Ranil hocha la tête. Les esclaves s’endurcissaient, pendant leur service. Evaïa particulièrement.

— Tu verras, ça va passer vite.

Evaïa garda le silence. Les doigts délicats de Ranil venait de toucher un point sensible, probablement l’endroit où le dernier client l’avait déchirée. Son intimité la brûlait et pulsait.

— Bon, il ne t’as pas trop abimée celui-là. Ne bouge pas.

Du coin de l’œil, Evaïa vit Ranil se retourner pour saisir un onguent, qu’elle appliqua sur la plaie. Une sensation de fraicheur bienvenue fit bientôt place à la brûlure, accompagnée par une forte odeur de musc. Le luith, cette substance que produisaient les mâles ædhil pour rendre l’accouplement plaisant à leurs femelles... heureusement, les mortels aussi y étaient sensibles.

— Combien de temps dure le service, dans ton pays ? s’enquit-elle en examinant son oreille lacérée.

— Deux ans.

— Deux ans... c’est court.

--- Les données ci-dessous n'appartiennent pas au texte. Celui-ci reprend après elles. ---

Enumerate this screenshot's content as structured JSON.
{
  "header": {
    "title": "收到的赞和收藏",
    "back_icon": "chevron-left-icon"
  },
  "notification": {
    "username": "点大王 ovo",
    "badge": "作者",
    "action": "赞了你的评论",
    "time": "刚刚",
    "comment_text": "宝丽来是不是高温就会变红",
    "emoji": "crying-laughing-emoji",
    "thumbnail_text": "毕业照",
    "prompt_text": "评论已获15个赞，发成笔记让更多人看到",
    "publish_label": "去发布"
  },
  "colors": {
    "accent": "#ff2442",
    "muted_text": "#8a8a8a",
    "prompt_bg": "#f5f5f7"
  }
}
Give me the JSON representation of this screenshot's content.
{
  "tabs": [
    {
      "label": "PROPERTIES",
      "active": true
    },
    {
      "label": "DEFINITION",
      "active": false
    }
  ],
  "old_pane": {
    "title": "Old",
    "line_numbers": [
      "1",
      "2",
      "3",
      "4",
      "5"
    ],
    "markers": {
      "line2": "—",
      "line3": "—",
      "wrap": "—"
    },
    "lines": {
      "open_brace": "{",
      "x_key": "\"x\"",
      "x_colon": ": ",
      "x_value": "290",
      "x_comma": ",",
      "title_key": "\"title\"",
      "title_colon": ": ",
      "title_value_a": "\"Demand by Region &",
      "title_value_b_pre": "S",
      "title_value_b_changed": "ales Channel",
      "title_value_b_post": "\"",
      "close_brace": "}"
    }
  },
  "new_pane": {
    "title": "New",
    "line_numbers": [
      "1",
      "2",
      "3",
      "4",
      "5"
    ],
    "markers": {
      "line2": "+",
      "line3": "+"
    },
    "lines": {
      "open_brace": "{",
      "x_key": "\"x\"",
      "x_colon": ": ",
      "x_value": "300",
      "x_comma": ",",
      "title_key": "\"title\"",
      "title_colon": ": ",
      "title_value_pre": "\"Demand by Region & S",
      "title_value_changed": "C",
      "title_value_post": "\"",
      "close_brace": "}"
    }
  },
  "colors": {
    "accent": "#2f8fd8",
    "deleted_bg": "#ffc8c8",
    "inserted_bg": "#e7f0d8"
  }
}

Après, on te renvoie chez toi ?

— Il parait.

— Tu arrives à garder le compte du temps ?

— Je fais une tresse à Taryn par journée de service. Un sluagh m’a dit que ça équivalait aux journées de l’autre côté du Voile.

— Oh, méfie-toi d’eux. Ils sont si menteurs ! Et Taryn est une perædhelleth, non ? Même si c’est une aslith comme nous, je ne pense pas qu’elle soit digne de confiance...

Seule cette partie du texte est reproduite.